Kennedy then pivoted to attack a 1999 report from the CDC's science journal, the Morbidity and Mortality Weekly Report, which is still available online and lists vaccination, water fluoridation and family planning among the ten greatest public health achievements of the United States in the 20th century.
"We need to look at the priorities of the agency," said Kennedy, claiming it suffered from a deeply embedded "malaise" that required "strong leadership" to restore gold-standard science.
The appearance followed the dramatic firing of Monarez, a career scientist and civil servant who had held the top role for less than a month.
"The president fired her, which he has every right to do," White House spokeswoman Karoline Leavitt said Thursday, adding a replacement would be announced soon.
Monarez's lawyers argue she was improperly fired saying that as a presidential nominee, the president alone has the right to fire her, but she instead received a notice from a White House staffer.
For more than 80 years, the CDC has been central to public health, from leading the global eradication of smallpox to identifying the first clusters of HIV-AIDS and spearheading the charge against smoking.
But the agency has come under fire since RFK Jr took office. He has dismissed an independent panel of renowned vaccine experts, severely curtailed access to Covid-19 shots, and cut federal funding to mRNA vaccines, the technology credited with saving millions of lives during the pandemic.
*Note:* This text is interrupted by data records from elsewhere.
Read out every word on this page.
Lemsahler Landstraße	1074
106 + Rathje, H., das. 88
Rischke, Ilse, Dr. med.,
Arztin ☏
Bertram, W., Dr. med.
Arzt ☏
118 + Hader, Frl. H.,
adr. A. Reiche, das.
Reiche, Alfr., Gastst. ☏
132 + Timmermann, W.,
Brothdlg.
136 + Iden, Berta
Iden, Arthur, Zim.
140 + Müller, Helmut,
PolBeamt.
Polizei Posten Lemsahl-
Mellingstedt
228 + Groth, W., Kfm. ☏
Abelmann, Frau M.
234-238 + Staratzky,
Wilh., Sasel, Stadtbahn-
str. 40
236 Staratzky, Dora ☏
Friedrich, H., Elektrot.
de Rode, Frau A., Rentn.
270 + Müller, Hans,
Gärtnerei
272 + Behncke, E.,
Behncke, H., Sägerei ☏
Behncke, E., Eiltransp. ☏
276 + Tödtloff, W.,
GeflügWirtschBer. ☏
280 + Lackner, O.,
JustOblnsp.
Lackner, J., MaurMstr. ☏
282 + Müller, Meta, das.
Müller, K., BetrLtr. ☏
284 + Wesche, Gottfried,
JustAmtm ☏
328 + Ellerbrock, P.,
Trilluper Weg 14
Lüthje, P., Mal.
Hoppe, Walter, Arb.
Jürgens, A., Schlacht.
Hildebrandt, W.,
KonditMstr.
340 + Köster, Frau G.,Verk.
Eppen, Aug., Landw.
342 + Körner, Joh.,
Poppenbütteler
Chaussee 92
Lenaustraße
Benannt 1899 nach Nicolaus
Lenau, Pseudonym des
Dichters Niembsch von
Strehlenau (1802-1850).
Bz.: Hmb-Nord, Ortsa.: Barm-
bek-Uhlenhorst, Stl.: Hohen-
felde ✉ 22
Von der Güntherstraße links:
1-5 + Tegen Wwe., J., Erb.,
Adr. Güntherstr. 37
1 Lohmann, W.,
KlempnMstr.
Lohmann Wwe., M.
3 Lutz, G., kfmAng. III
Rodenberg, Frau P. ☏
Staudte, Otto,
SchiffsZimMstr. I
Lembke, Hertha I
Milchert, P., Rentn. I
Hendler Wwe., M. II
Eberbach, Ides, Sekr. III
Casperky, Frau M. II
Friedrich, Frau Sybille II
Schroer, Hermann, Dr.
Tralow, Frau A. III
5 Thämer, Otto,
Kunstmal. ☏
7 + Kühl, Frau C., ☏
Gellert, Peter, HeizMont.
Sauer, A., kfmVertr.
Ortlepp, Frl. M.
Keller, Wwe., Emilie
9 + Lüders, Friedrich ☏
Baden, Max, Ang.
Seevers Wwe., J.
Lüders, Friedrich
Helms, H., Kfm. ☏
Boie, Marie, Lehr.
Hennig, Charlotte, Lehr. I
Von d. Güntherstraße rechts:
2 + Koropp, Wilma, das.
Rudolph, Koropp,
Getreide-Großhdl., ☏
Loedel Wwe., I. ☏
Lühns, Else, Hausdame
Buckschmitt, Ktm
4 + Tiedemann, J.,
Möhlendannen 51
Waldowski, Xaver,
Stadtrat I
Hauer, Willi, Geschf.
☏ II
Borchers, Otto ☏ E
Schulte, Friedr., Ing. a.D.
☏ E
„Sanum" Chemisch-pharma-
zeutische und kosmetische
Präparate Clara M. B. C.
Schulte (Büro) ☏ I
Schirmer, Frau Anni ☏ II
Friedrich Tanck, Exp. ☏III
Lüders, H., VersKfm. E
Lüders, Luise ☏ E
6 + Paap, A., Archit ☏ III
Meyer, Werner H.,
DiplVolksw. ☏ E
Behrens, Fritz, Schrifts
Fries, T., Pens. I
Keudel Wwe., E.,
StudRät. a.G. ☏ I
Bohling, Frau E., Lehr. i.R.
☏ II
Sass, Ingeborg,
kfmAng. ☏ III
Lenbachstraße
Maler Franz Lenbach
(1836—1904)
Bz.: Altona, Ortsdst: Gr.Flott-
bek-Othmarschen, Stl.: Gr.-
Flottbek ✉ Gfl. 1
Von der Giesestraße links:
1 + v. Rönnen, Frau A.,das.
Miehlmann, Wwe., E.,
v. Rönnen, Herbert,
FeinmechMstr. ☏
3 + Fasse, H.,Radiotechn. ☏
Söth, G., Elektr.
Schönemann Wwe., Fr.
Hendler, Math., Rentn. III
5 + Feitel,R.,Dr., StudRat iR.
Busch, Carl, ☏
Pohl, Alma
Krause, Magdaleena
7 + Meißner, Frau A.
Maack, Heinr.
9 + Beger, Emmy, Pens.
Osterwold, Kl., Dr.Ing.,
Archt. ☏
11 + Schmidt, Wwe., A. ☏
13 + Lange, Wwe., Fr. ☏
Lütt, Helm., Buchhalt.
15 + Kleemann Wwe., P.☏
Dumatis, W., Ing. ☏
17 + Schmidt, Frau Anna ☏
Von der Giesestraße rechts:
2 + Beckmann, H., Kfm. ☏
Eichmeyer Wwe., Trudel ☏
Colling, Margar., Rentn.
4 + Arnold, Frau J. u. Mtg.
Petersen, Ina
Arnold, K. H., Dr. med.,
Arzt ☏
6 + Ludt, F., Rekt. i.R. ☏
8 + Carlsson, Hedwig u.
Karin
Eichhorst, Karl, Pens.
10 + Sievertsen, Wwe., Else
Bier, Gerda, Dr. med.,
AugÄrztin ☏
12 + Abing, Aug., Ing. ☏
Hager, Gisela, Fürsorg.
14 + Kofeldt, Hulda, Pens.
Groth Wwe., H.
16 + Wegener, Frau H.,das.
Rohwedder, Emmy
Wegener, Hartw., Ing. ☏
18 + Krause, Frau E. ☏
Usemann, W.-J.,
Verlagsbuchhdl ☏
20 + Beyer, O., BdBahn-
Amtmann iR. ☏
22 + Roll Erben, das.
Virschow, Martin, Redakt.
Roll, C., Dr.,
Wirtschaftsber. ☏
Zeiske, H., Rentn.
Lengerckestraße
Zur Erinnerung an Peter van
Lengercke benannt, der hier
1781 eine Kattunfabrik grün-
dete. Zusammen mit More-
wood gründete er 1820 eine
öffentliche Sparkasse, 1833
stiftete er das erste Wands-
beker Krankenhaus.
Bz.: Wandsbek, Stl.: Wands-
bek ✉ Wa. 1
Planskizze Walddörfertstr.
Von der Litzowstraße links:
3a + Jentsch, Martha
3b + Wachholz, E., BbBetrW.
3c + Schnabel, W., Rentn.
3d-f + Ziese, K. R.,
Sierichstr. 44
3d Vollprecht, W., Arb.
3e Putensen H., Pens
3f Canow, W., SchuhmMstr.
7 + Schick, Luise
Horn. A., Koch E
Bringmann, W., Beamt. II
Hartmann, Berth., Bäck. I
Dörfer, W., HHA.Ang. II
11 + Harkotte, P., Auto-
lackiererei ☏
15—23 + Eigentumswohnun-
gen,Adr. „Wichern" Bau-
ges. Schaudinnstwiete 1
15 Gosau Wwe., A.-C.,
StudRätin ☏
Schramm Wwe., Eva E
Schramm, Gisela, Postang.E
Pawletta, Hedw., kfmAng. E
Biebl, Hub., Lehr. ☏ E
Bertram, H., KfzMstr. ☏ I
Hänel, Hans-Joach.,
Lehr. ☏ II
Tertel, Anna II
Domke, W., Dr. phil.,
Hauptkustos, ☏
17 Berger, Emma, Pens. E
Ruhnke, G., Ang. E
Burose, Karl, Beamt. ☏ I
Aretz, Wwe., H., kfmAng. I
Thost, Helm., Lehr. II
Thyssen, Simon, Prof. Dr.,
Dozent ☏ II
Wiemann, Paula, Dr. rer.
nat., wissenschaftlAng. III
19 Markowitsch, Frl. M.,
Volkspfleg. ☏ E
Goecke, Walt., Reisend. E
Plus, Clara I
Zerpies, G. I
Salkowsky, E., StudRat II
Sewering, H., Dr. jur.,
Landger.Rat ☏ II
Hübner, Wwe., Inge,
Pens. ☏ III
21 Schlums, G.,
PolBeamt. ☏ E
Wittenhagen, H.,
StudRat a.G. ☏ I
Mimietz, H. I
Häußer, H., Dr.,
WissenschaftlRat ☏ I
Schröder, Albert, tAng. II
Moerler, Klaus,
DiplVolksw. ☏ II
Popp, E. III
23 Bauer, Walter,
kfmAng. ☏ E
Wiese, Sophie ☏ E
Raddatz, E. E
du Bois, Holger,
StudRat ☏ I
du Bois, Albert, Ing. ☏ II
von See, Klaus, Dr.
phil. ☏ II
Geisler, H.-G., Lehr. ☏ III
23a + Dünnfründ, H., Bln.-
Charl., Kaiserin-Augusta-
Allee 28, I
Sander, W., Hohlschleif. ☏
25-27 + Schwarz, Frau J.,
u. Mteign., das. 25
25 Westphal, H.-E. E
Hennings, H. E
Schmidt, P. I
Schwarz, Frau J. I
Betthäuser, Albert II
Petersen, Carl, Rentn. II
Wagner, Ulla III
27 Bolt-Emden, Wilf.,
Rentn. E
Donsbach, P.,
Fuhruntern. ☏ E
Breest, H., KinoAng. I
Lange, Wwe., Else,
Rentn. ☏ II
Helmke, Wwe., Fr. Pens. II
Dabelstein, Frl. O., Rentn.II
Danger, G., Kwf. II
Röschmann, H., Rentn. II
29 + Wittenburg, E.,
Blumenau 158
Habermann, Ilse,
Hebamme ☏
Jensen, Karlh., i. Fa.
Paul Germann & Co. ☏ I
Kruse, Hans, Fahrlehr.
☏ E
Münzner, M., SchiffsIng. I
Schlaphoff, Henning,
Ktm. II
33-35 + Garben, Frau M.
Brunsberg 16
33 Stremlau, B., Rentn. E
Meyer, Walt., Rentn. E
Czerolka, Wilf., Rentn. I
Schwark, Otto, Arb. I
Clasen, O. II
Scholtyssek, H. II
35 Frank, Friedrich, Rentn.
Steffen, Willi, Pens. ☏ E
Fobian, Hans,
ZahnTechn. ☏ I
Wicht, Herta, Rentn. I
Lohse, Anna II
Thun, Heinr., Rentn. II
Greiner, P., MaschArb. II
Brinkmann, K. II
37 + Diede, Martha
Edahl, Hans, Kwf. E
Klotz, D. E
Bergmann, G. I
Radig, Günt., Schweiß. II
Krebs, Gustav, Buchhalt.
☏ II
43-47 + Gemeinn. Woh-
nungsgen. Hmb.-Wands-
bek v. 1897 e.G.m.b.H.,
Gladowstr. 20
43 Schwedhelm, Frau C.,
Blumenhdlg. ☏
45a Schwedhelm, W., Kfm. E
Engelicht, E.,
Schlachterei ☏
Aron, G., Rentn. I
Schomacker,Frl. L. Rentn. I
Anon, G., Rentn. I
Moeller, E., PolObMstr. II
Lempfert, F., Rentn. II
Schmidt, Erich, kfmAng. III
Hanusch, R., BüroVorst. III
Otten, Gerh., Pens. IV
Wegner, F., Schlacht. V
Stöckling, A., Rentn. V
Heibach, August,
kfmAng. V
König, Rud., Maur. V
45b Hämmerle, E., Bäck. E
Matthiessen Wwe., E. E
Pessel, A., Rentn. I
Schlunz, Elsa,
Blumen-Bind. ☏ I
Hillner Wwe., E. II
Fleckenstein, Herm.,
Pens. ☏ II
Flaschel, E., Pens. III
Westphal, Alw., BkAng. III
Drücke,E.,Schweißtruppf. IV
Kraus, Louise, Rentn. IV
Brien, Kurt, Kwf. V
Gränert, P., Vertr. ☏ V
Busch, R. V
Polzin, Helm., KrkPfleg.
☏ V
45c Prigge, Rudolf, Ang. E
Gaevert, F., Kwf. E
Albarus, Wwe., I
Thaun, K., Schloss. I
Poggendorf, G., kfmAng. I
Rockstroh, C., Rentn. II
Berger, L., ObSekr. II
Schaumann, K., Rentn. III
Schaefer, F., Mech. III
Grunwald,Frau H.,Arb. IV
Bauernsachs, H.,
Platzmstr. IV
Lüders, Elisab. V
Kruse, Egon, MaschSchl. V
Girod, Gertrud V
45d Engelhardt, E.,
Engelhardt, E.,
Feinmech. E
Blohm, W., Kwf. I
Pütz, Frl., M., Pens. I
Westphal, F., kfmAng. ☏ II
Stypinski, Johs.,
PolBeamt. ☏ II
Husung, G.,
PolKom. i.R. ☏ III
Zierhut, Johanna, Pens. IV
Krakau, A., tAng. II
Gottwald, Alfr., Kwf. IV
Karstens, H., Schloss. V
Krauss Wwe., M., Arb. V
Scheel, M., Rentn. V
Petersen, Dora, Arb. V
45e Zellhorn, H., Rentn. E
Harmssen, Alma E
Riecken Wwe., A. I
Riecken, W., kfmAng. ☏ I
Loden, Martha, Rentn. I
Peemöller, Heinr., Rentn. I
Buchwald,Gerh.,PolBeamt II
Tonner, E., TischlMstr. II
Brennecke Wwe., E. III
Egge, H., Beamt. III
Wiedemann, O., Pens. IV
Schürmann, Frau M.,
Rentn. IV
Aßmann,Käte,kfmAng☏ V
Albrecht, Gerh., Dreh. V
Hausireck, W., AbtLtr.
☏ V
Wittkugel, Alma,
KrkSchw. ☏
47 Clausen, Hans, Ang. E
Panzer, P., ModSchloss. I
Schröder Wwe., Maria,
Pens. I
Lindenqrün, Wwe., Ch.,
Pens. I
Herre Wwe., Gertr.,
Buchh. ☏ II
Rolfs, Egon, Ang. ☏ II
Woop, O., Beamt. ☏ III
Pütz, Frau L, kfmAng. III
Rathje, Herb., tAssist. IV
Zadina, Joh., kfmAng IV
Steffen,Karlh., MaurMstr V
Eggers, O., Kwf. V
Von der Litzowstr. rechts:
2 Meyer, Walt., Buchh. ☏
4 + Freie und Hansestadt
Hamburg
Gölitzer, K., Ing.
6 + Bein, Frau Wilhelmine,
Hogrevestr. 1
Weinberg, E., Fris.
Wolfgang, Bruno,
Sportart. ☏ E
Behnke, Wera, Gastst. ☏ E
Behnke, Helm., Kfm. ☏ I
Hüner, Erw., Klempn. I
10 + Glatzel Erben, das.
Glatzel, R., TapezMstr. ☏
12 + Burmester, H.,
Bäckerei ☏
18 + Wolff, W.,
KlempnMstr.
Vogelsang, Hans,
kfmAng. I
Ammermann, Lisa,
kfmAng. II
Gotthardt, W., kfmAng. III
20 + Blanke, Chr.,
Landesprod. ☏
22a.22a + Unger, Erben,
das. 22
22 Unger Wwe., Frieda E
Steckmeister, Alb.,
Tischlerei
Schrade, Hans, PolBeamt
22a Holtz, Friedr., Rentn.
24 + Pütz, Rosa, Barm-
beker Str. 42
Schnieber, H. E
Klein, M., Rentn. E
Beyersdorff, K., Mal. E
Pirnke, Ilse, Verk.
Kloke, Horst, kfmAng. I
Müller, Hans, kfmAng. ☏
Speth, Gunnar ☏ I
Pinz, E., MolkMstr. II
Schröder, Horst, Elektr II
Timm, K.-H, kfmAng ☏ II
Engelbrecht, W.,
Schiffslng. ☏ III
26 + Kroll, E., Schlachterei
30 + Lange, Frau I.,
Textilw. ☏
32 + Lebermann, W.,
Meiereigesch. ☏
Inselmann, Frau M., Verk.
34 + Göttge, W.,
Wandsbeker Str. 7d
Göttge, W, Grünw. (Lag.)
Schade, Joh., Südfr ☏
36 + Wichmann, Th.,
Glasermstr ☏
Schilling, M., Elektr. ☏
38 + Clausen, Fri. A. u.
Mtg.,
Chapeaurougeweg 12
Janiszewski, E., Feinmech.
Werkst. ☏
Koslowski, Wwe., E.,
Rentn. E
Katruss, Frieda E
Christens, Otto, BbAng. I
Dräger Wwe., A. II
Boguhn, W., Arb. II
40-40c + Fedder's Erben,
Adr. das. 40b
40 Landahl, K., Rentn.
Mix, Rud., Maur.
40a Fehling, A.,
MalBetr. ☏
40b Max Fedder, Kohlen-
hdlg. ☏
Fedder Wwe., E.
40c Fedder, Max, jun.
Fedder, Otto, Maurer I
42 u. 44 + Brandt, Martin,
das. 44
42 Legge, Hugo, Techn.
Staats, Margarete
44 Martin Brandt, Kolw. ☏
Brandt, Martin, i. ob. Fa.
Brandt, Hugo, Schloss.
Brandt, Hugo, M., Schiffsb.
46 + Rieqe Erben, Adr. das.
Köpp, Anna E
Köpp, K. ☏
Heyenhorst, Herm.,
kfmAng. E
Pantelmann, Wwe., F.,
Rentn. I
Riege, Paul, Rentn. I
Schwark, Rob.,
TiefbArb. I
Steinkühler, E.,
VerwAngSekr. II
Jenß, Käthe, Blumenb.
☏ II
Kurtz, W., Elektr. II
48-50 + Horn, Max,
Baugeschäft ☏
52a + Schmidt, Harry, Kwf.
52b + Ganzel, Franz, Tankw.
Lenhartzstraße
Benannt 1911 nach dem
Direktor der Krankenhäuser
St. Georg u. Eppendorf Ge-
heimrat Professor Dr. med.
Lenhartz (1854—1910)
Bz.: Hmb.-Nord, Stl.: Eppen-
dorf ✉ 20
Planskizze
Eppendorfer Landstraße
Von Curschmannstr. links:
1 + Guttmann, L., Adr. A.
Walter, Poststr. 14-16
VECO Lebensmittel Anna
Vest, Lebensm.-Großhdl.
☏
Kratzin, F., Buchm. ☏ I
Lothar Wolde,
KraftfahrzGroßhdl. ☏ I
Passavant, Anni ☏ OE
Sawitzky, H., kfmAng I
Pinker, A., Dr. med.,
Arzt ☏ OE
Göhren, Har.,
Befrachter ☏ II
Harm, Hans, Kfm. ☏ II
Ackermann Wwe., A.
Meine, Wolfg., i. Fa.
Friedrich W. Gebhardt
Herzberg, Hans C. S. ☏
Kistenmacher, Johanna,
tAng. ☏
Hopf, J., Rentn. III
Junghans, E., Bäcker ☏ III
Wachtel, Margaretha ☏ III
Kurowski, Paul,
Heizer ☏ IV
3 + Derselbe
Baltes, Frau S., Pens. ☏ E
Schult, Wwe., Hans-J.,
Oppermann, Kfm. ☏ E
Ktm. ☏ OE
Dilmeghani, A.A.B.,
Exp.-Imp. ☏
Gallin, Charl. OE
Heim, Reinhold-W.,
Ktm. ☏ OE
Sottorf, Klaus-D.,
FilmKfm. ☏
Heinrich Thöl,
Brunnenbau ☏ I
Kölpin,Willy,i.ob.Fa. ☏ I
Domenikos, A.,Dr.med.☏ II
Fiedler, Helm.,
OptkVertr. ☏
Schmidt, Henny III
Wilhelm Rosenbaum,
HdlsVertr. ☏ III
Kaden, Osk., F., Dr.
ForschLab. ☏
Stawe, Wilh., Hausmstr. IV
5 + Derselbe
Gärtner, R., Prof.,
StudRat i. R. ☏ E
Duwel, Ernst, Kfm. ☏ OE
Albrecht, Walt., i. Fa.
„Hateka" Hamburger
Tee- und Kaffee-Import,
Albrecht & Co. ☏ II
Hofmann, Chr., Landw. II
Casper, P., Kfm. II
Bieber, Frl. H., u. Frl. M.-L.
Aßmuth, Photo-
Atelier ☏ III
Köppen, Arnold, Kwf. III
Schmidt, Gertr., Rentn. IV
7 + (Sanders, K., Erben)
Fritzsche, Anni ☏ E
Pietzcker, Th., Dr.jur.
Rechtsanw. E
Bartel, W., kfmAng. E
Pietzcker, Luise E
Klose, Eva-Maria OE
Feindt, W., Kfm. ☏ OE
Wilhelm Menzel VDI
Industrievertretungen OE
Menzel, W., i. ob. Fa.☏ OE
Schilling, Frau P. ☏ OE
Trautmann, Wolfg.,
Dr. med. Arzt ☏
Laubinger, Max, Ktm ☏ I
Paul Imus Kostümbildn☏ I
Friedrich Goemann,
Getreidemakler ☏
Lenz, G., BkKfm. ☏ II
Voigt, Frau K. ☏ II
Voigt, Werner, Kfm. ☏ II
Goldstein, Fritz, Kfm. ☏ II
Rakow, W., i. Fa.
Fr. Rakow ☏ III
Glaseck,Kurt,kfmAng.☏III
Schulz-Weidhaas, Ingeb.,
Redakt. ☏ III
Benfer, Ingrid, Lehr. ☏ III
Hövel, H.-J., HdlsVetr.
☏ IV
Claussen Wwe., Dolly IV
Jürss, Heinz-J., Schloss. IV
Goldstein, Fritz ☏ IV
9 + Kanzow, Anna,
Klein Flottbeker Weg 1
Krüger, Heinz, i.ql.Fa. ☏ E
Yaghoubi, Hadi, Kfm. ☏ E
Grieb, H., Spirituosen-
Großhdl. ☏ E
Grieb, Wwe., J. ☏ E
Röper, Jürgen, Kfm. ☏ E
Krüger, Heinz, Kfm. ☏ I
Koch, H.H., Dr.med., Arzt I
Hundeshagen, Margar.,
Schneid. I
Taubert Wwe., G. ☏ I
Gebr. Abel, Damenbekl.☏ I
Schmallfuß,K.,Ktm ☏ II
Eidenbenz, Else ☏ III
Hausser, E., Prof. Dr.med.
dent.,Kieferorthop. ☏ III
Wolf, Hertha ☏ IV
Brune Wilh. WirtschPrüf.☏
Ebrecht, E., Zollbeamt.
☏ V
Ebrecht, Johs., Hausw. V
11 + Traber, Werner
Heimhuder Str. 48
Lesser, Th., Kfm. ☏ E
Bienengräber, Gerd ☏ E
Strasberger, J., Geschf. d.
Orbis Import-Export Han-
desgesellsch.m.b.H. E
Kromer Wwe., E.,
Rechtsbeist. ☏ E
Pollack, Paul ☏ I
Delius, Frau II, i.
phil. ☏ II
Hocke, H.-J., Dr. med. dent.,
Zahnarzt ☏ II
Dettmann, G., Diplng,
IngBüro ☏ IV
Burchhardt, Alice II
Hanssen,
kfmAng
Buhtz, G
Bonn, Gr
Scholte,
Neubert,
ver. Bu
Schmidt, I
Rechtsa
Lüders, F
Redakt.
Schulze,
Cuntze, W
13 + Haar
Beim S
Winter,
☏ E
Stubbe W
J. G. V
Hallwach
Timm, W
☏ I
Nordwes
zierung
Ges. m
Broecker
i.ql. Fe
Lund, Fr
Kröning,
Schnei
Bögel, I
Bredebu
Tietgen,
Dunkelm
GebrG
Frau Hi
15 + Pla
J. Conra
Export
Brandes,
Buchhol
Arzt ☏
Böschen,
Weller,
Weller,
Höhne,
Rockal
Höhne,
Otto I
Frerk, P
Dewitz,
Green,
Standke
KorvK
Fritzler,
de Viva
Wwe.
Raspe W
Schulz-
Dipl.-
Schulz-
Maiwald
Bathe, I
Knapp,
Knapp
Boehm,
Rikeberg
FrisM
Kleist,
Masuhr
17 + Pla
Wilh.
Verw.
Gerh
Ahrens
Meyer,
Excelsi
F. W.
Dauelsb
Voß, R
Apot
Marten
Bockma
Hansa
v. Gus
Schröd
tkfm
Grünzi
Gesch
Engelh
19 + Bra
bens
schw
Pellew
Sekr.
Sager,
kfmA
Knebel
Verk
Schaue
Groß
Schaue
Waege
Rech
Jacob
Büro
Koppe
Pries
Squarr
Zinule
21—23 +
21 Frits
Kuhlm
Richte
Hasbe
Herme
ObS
Amidst the turmoil, five other high-ranking CDC officials also emailed their resignations, including the chief medical officer and the director of the national center for immunization and respiratory diseases, who oversaw the recent mpox response.
"The agency is in trouble, and we need to fix it, and we are fixing it," Kennedy said of the departures. "And it may be that some people should not be working there anymore."